Semua PPh yang bersifat final akan mengacu ke Pasal 4 ayat (2) UU PPh 1984. Ini tersurat di unsur menimbang yaitu, "… dalam rangka melaksanakan ketentuan Pasal 4 ayat (2) …". Karena itu, PPh yang bersifat final bukan jenis PPh Pasal 23. Masih banyak yang menganggap PPh final itu termasuk PPh Pasal 23!
Tarif PPh Final usaha jasa kontruksi sejak Januari 2008 sebagai berikut :
[a.]  2% (dua persen) untuk  Pelaksanaan Konstruksi yang dilakukan oleh Penyedia Jasa yang memiliki kualifikasi usaha kecil;
[b.]  4% (empat  persen) untuk Pelaksanaan Konstruksi yang dilakukan oleh Penyedia Jasa yang tidak memiliki kualifikasi usaha;
[c.]  3% (tiga persen) untuk Pelaksanaan Konstruksi yang dilakukan oleh Penyedia Jasa selain Penyedia Jasa sebagaimana dimaksud dalam huruf a dan huruf b;
[d.]  4% (empat  persen) untuk Perencanaan Konstruksi atau Pengawasan Konstruksi yang dilakukan oleh Penyedia Jasa yang memiiiki kualifikasi usaha; dan
[e.]  6% (enam persen) untuk Perencanaan Konstruksi atau Pengawasan Konstruksi yang dilakukan oleh Penyedia Jasa yang tidak memiliki kualifikasi usaha.

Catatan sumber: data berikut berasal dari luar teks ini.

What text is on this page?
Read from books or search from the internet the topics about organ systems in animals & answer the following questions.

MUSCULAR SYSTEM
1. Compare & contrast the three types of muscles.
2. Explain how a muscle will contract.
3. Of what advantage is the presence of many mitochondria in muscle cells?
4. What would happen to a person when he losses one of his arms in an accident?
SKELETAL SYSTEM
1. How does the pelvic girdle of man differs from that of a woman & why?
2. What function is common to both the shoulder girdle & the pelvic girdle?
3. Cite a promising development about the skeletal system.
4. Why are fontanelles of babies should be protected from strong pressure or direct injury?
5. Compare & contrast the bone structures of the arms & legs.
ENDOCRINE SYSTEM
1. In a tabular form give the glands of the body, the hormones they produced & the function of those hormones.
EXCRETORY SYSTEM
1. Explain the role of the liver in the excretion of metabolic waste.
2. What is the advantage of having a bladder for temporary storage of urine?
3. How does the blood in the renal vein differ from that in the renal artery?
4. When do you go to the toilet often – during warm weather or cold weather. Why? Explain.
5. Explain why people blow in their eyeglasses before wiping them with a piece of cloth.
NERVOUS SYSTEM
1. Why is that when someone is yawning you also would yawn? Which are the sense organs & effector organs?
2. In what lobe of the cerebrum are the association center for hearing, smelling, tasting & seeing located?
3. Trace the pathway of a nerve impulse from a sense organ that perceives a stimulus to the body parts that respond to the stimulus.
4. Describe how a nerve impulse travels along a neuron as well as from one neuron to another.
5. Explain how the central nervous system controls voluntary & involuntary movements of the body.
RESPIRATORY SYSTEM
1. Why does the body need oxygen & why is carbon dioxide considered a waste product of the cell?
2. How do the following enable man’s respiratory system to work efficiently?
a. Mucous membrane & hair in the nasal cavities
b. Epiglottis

Peraturan pemerintah ini juga mengatur bahwa selisih kurs yang berasal dari jasa konstruksi tetap bersifat final. Berapapun selisihnya, dalam hitungan rupiah tetap kena tarif diatas dan bersifat final. Contoh : kontrak $50.000, pada saat pengakuan kursnya Rp.9000 sehingga menjadi Rp.450juta tetap saat pembayaran kurs menjadi Rp.9500 sehingga menjadi Rp.475juta. Berarti ada selisih kurs Rp.25juta. Maka yang Rp.25juta tersebut tinggal dikalikan dengan tarif diatas.

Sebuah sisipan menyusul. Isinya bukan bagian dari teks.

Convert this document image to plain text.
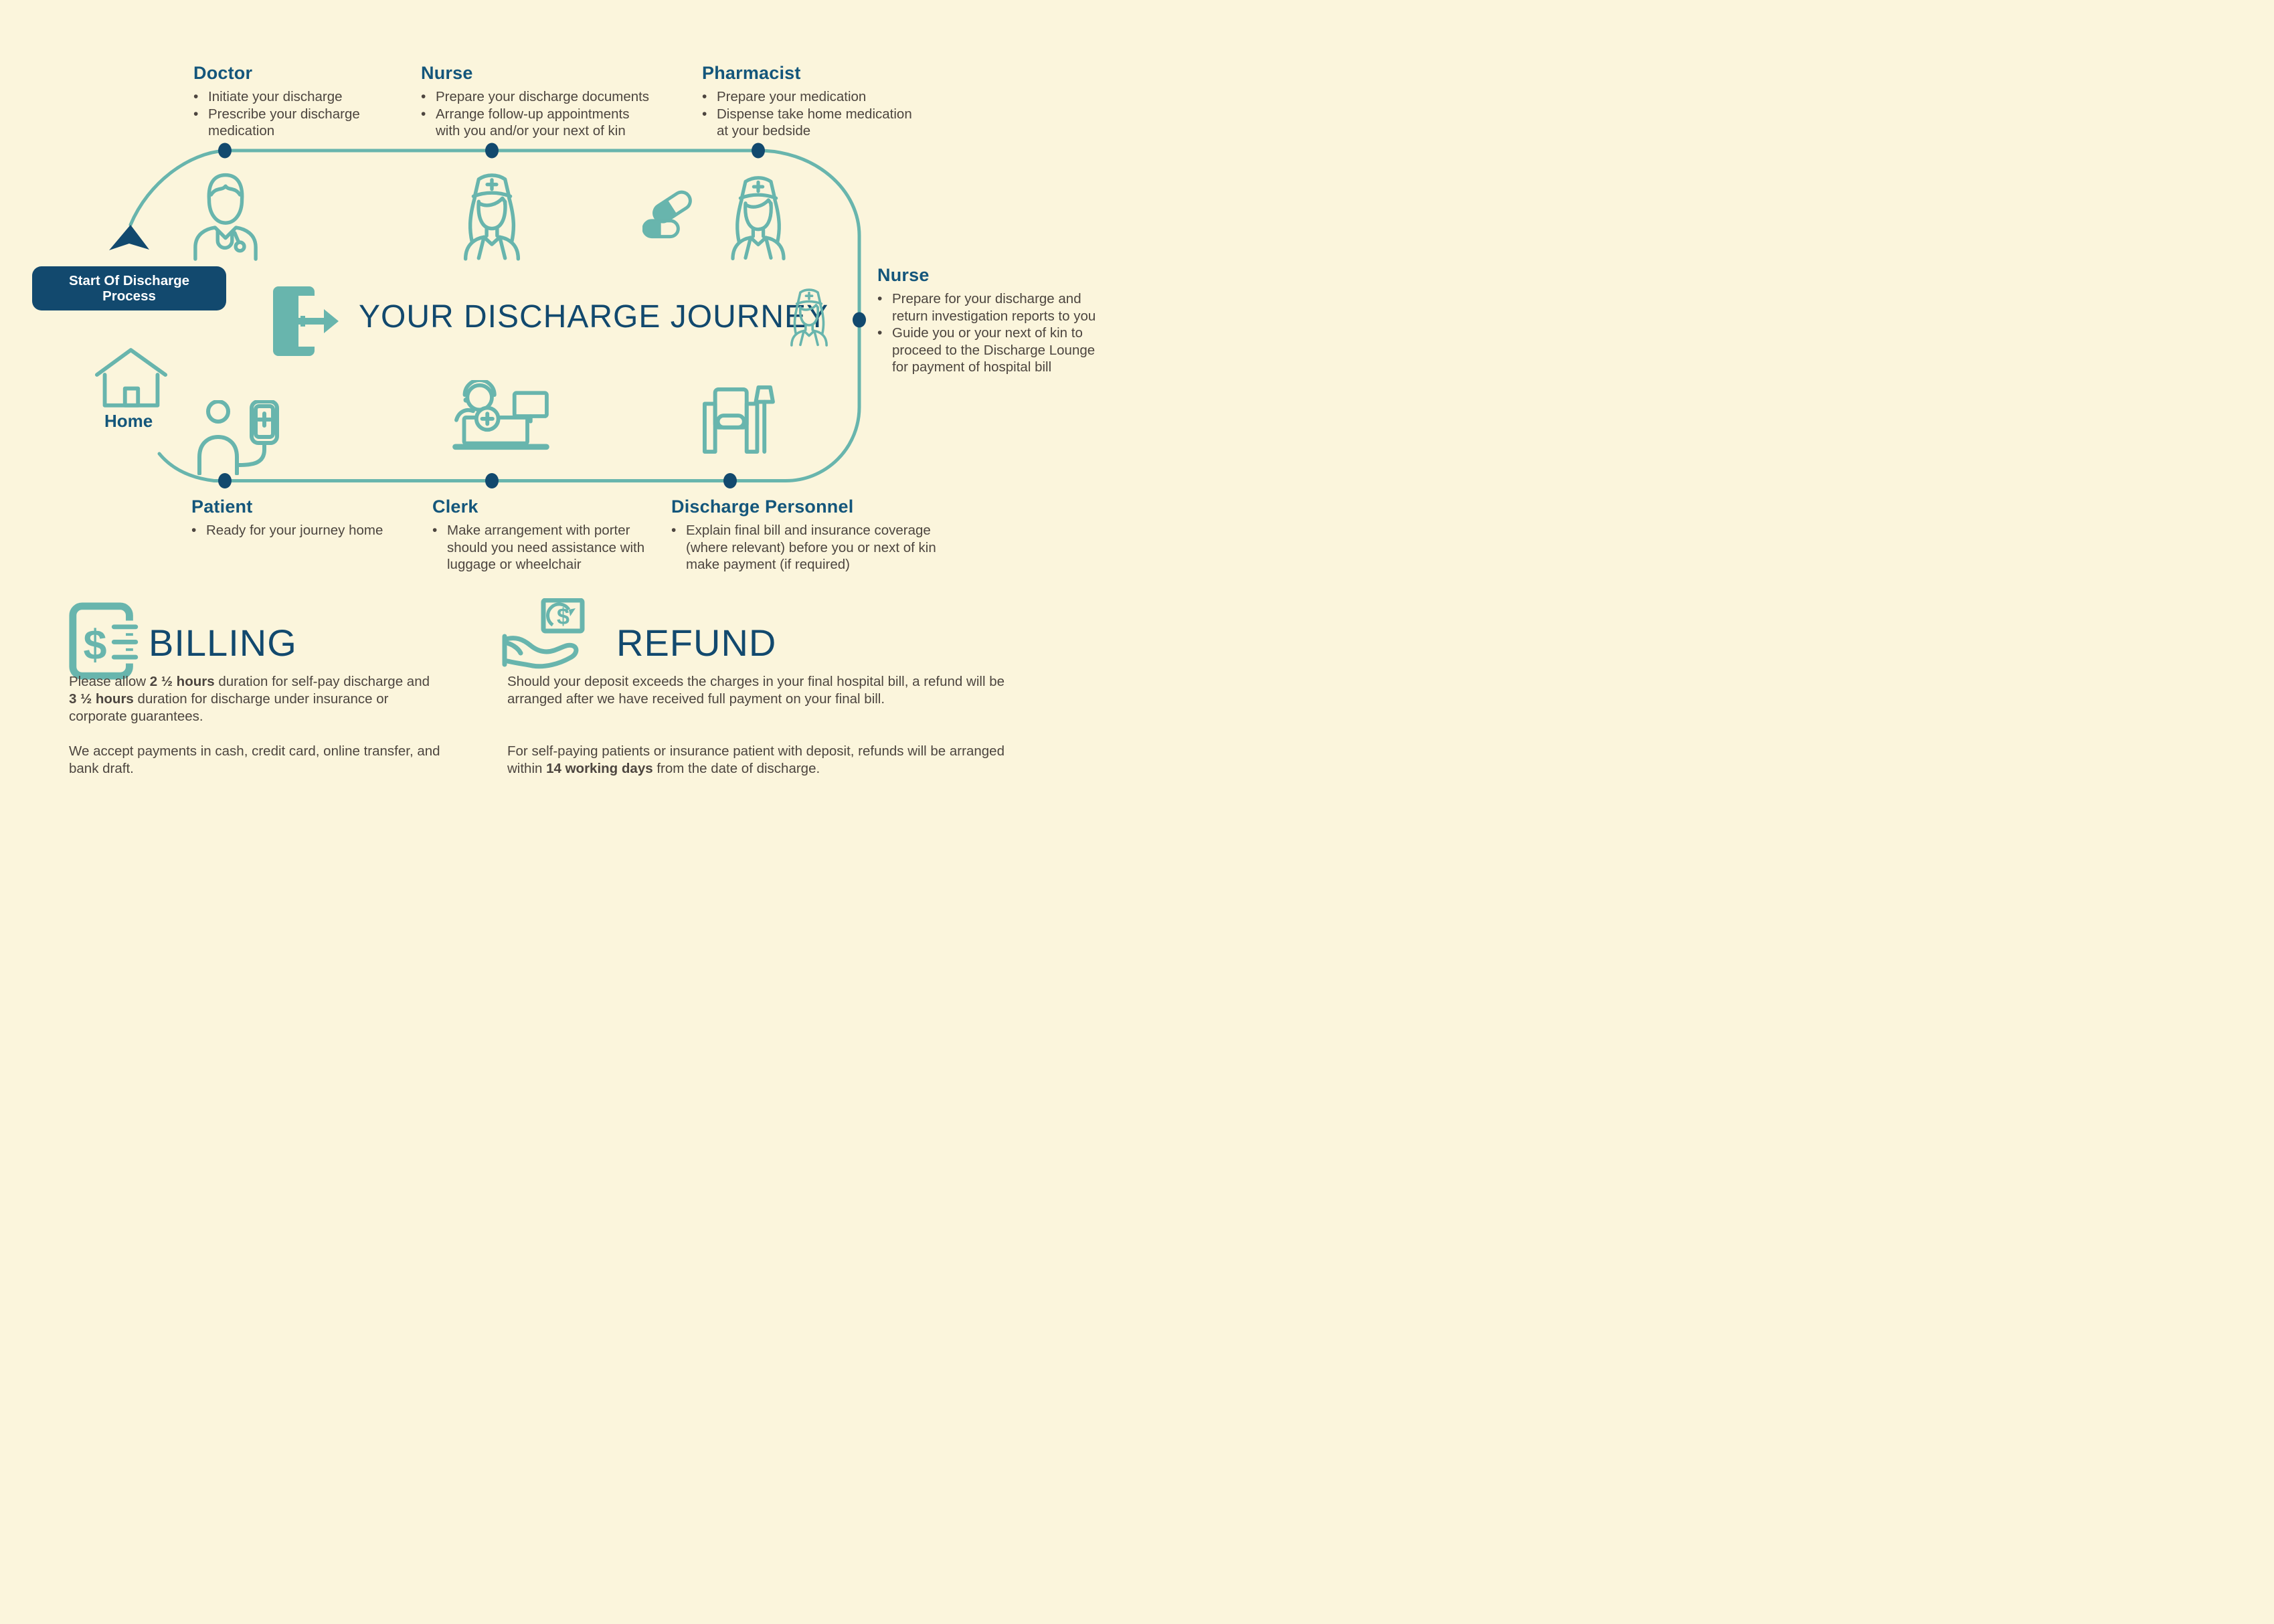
Start Of Discharge
Process
YOUR DISCHARGE JOURNEY
Doctor
• Initiate your discharge
• Prescribe your discharge
medication
Nurse
• Prepare your discharge documents
• Arrange follow-up appointments
with you and/or your next of kin
Pharmacist
• Prepare your medication
• Dispense take home medication
at your bedside
Nurse
• Prepare for your discharge and
return investigation reports to you
• Guide you or your next of kin to
proceed to the Discharge Lounge
for payment of hospital bill
Home
Patient
• Ready for your journey home
Clerk
• Make arrangement with porter
should you need assistance with
luggage or wheelchair
Discharge Personnel
• Explain final bill and insurance coverage
(where relevant) before you or next of kin
make payment (if required)
$ BILLING
Please allow 2 ½ hours duration for self-pay discharge and
3 ½ hours duration for discharge under insurance or
corporate guarantees.
We accept payments in cash, credit card, online transfer, and
bank draft.
$
REFUND
Should your deposit exceeds the charges in your final hospital bill, a refund will be
arranged after we have received full payment on your final bill.
For self-paying patients or insurance patient with deposit, refunds will be arranged
within 14 working days from the date of discharge.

Uniknya, PPh jasa konstruksi terutang saat dibayar! Hal ini tersirat di Pasal 6 yang mengatur:
(1) Jika telah dipotong tetapi masih kurang berdasarkan tarif diatas, maka kekurangan tersebut dibayar sendiri;
(2) Jika tidak dibayar tidak terutang dengan syarat yang tidak dibayar masuk piutang tidak dapat ditagih;
     Syarat piutang tidak dapat ditagih menurut UU PPh 1984 : [1] telah dibebankan sebagai biaya dalam laporan laba rugi komersial, [2] telah diserahkan perkara penagihannya kepada Pengadilan Negeri atau Badan Urusan Piutang dan Lelang Negara (BUPLN) atau adanya perjanjian tertulis mengenai penghapusan piutang/pembebasan utang antara kreditur dan debitur yang bersangkutan, [3] telah dipublikasikan dalam penerbitan umum atau khusus, dan [4] Wajib Pajak harus menyerahkan daftar piutang yang tidak dapat ditagih kepada Direktorat Jenderal Pajak;
(3) Jika piutang tidak dapat ditagih tersebut dibayar, maka atas pembayaran tersebut tetap terutang PPh Final!